At the first half-dozen folk he met.
He "tranced" them all, and without a joke
'Twas much as follows the subjects spoke:
First Man
"I am a doctor, London-made,
Listen to me and you'll hear displayed
A few of the tricks of the doctor's trade.
'Twill sometimes chance when a patient's ill
That a doae, or draught, or a lightning pill,
A little too strong or a little too hot,
Will work its way to a vital spot.
And then I watch with a sickly grin
While the patient 'passes his counters in'.
But when he has gone with his fleeting breath
I certify that the cause of death
Was something Latin, and something long,
And who is to say that the doctor's wrong!

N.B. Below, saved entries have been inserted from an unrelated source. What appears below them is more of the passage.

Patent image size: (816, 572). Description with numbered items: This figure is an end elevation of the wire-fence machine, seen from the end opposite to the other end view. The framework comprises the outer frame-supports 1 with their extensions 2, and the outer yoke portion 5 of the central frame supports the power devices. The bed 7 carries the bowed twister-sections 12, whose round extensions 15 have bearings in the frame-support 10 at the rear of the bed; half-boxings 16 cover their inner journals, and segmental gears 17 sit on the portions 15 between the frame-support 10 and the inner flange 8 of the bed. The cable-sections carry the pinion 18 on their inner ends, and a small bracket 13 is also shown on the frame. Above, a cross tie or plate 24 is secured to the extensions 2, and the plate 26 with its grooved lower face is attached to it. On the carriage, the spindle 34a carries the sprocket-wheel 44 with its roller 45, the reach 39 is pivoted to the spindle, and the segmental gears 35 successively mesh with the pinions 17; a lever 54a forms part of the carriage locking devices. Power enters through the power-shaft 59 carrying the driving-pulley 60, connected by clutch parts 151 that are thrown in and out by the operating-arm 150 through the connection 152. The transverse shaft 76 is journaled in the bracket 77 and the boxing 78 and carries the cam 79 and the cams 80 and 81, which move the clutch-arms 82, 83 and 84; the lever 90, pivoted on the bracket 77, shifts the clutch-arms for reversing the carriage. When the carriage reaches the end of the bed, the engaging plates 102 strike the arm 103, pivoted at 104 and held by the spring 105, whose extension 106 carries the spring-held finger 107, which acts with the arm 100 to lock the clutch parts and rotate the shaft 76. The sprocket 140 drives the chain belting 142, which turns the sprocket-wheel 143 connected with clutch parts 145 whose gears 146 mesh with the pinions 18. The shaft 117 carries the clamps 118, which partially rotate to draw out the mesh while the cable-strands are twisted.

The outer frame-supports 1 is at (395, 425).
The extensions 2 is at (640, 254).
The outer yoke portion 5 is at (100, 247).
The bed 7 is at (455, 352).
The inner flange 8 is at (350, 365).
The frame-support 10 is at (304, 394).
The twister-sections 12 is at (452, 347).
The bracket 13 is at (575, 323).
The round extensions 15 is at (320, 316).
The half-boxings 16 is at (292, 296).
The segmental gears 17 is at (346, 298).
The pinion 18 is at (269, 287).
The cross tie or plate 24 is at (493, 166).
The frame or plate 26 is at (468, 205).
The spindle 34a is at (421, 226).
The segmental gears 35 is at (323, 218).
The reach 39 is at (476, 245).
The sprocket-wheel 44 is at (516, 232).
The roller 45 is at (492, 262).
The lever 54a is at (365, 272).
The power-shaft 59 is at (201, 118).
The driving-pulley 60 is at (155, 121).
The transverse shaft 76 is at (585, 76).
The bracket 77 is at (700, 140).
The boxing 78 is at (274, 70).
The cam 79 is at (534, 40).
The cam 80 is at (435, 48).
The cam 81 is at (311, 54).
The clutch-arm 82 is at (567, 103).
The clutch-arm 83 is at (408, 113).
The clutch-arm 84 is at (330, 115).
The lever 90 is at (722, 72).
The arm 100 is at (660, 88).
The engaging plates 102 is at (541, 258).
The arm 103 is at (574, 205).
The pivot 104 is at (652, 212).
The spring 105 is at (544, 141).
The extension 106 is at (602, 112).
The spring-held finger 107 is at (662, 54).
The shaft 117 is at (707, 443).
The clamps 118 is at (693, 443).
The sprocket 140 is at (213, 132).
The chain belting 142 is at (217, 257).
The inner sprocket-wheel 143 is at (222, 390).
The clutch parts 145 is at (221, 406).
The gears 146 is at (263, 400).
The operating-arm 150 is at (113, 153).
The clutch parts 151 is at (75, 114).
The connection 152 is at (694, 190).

So I go my way with a stately tread
While my patients sleep with the dreamless dead."
Next, Please
"I am a barrister, wigged and gowned;
Of stately presence and look profound.
Listen awhile till I show you round.
When courts are sitting and work is flush
I hurry about in a frantic rush.
I take your brief and I look to see
That the same is marked with a thumping fee;
But just as your case is drawing near
I bob serenely and disappear.
And away in another court I lurk
While a junior barrister does your work;
And I ask my fee with a courtly grace,
Although I never came near the case.
But the loss means ruin too you, maybe,
But nevertheless I must have my fee!
For the lawyer laughs in his cruel sport
While his clients march to the Bankrupt Court."
Third Man
"I am a banker, wealthy and bold --
A solid man, and I keep my hold
Over a pile of the public's gold.
I am as skilled as skilled can be
In every matter of ? s. d.
I count the money, and night by night
I balance it up to a farthing right:
In sooth, 'twould a stranger's soul perplex
My double entry and double checks.
Yet it sometimes happens by some strange crook
That a ledger-keeper will 'take his hook'
With a couple of hundred thousand 'quid',
And no one can tell how the thing was did!"
Fourth Man
"I am an editor, bold and free.
Behind the great impersonal 'We'
I hold the power of the Mystic Three.
What scoundrel ever would dare to hint
That anything crooked appears in print!
Perhaps an actor is all the rage,
He struts his hour on the mimic stage,
With skill he interprets all the scenes --
And yet next morning I give him beans.
I slate his show from the floats to flies,
Because the beggar won't advertise.
And sometimes columns of print appear
About a mine, and it makes it clear
That the same is all that one's heart could wish --
A dozen ounces to every dish.
But the reason we print those statements fine
Is -- the editor's uncle owns the mine."
The Last Straw
"A preacher I, and I take my stand
In pulpit decked with gown and band
To point the way to a better land.
With sanctimonious and reverent look
I read it out of the sacred book
That he who would open the golden door
Must give his all to the starving poor.
But I vary the practice to some extent
By investing money at twelve per cent,
And after I've preached for a decent while
I clear for 'home' with a lordly pile.
I frighten my congregation well
With fear of torment and threats of hell,
Although I know that the scientists
Can't find that any such place exists.
And when they prove it beyond mistake
That the world took millions of years to make,
And never was built by the seventh day
I say in a pained and insulted way
that 'Thomas also presumed to doubt',
And thus do I rub my opponents out.
For folks may widen their mental range,
But priest and parson, thay never change."
With dragging footsteps and downcast head
The hypnotiser went home to bed,
And since that very successful test
He has given the magic art a rest;
Had he tried the ladies, and worked it right,
What curious tales might have come to light!